5.3.3. Wenn es um die Aufrechterhaltung von Geschäftsbeziehungen des Berechtigten zu Dritten geht, so spricht für eine Einschränkung der Haftung auch der für den Verpflichteten schwer vorhersehbare Entschluss des Dritten (Koziol aaO; RÍS-Justiz RS0017850). Dabei hat der Oberste Gerichtshof etwa die Haftung eines Subfrächters für die durch sein Fehlverhalten bewirkte Auflösung eines mehrere Transporte umfassenden Frachtvertrags durch den Absender verneint (1 Ob 587/84 SZ 57/173). Ausgehend davon kann aber das noch viel weniger vorhersehbare Risiko aus den Entscheidungen einzelner Vertragspartner des aus dem Mobilfunkvertrag berechtigten Vermittlers im Zusammenhang mit Schwierigkeiten bei der Mobilfunkverbindung (trotz Festnetz etc) nicht als abgedeckt erachtet werden, soll doch der Mobilfunkvertrag nur die Erreichbarkeit des Vermittlers allgemein verbessern, nicht aber das Risiko individueller Kommunikationsbedürfnisse und Entscheidungen von dem verpflichteten Telekommunikationsunternehmen gar nicht bekannten Kunden des Vermittlers.
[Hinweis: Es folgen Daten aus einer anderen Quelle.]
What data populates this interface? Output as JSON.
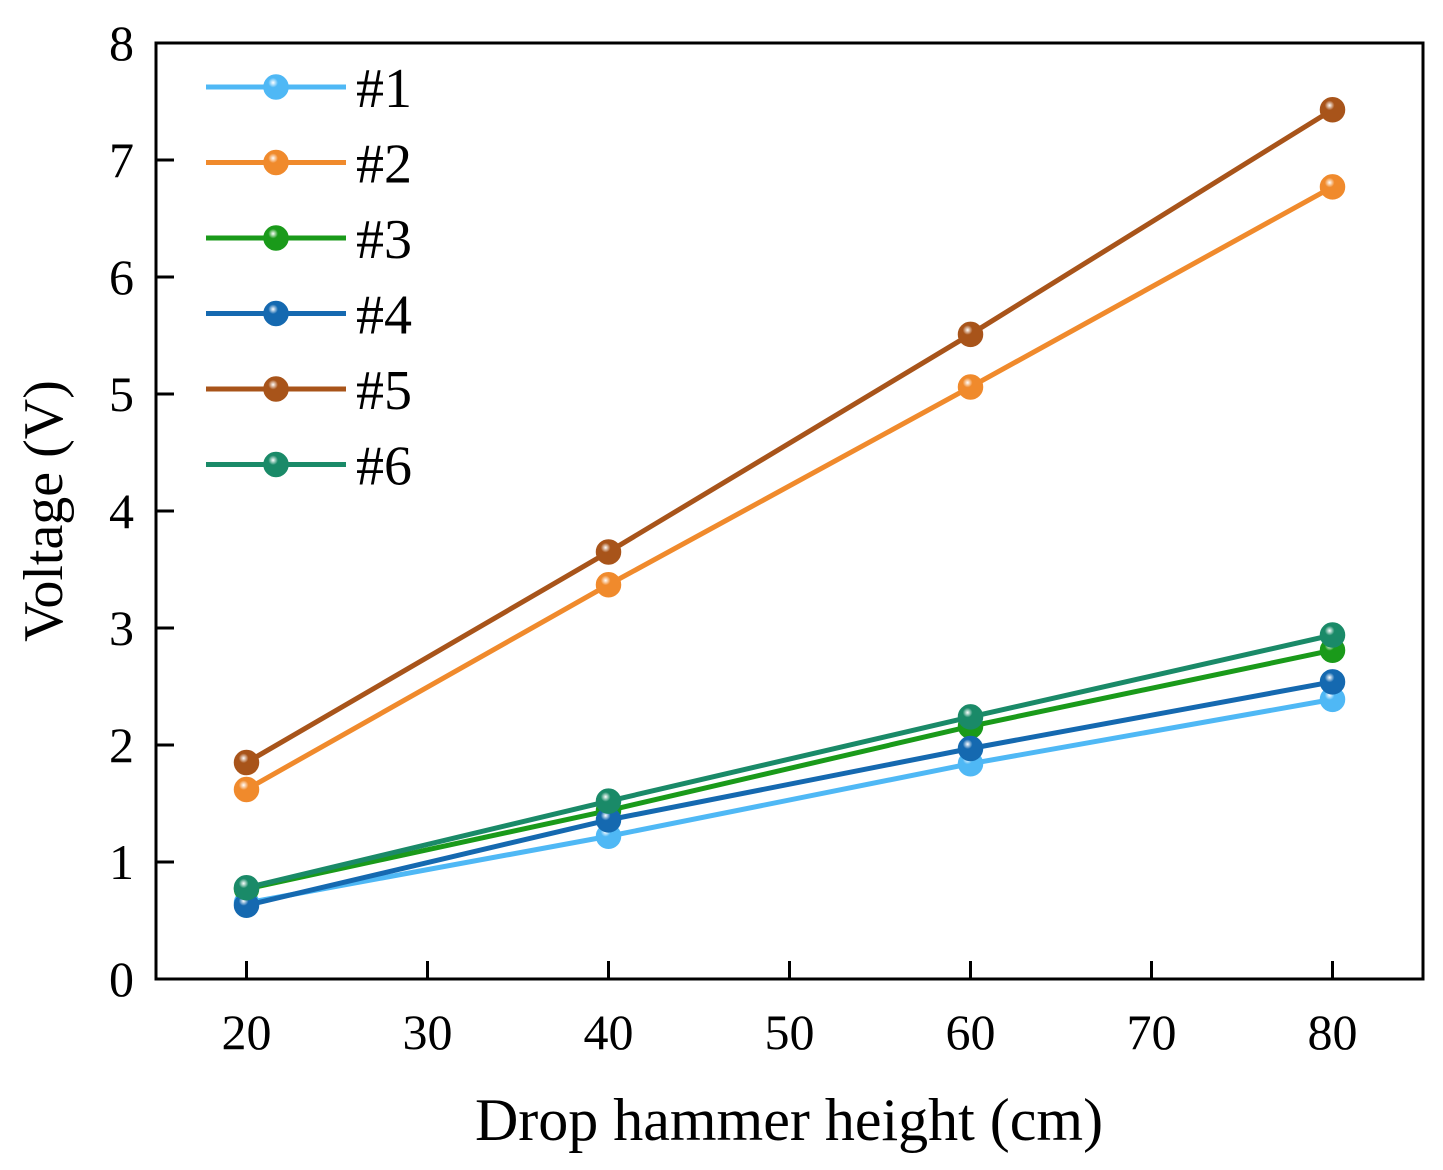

5.3.4. Diese insbesondere aus der Unabsehbarkeit des Verhaltens einzelner Vertragspartner des Kunden des Telekommunikationsunternehmens abgeleitete Einschränkung des Rechtswidrigkeitszusammenhangs trifft aber nicht in gleicher Weise auf allgemeine, durch die schlechte Erreichbarkeit bewirkte Gewinneinbußen zu. Es ist durchaus denkbar, dass derartige Risken unter bestimmten Umständen als vom Vertrag erfasst anzusehen sind.

5.3.5. Inwieweit das Telekommunikations-unternehmen für durch die schlechtere Erreichbarkeit nachweislich eingetretene Gewinneinbußen einzustehen hätte (vgl Landgericht Frankfurt am Main 13 O 61/06 zu geschäftlich genutzten Telekommunikationsanbindungen als wirtschaftlich bedeutendes Gut; hingegen ablehnend zum privaten Bereich BGH III ZR 98/12), kann hier noch nicht beurteilt werden (vgl auch zum Wert der Nutzbarkeit § 25 Abs 4 Z 4 TKG über die verpflichtende Festlegung einer Entschädigungsregelung für die mangelnde Einhaltung der Dienstequalität und BGH III ZR 98/12). Bisher wurde ein näheres Vorbringen weder zur Art des Vertrags („Businessvertrag“) noch etwa zu während der Periode der schlechteren Erreichbarkeit im Jahr 2013 darauf zurückzuführende erwartbare Gewinneinbußen erstattet. Diese Fragen wurden mit den Parteien noch nicht erörtert.

5.3.6. Auch der Oberste Gerichtshof darf die Parteien nicht mit einer bisher nicht beachteten und nicht erörterten Rechtsansicht überraschen (RIS-Justiz RS0037300). Im fortgesetzten Verfahren wird daher zu erörtern sein, inwieweit das geschäftliche Interesse der Klägerin erkennbar war und das Verhalten und das vereinbarte Entgelt etwa dahin verstanden werden kann, dass das Risiko von erwartbaren Gewinneinbußen Vertragsgegenstand wurde und inwieweit während der Periode der schlechteren Erreichbarkeit im Jahr 2013 solche darauf zurückzuführende Gewinneinbußen eingetreten sind.

6. Die Revision der klagenden Partei erweist sich sohin im Sinne der Aufhebung und Zurückverweisung an das Erstgericht als berechtigt.

7. Der Kostenvorbehalt gründet sich auf § 52 ZPO.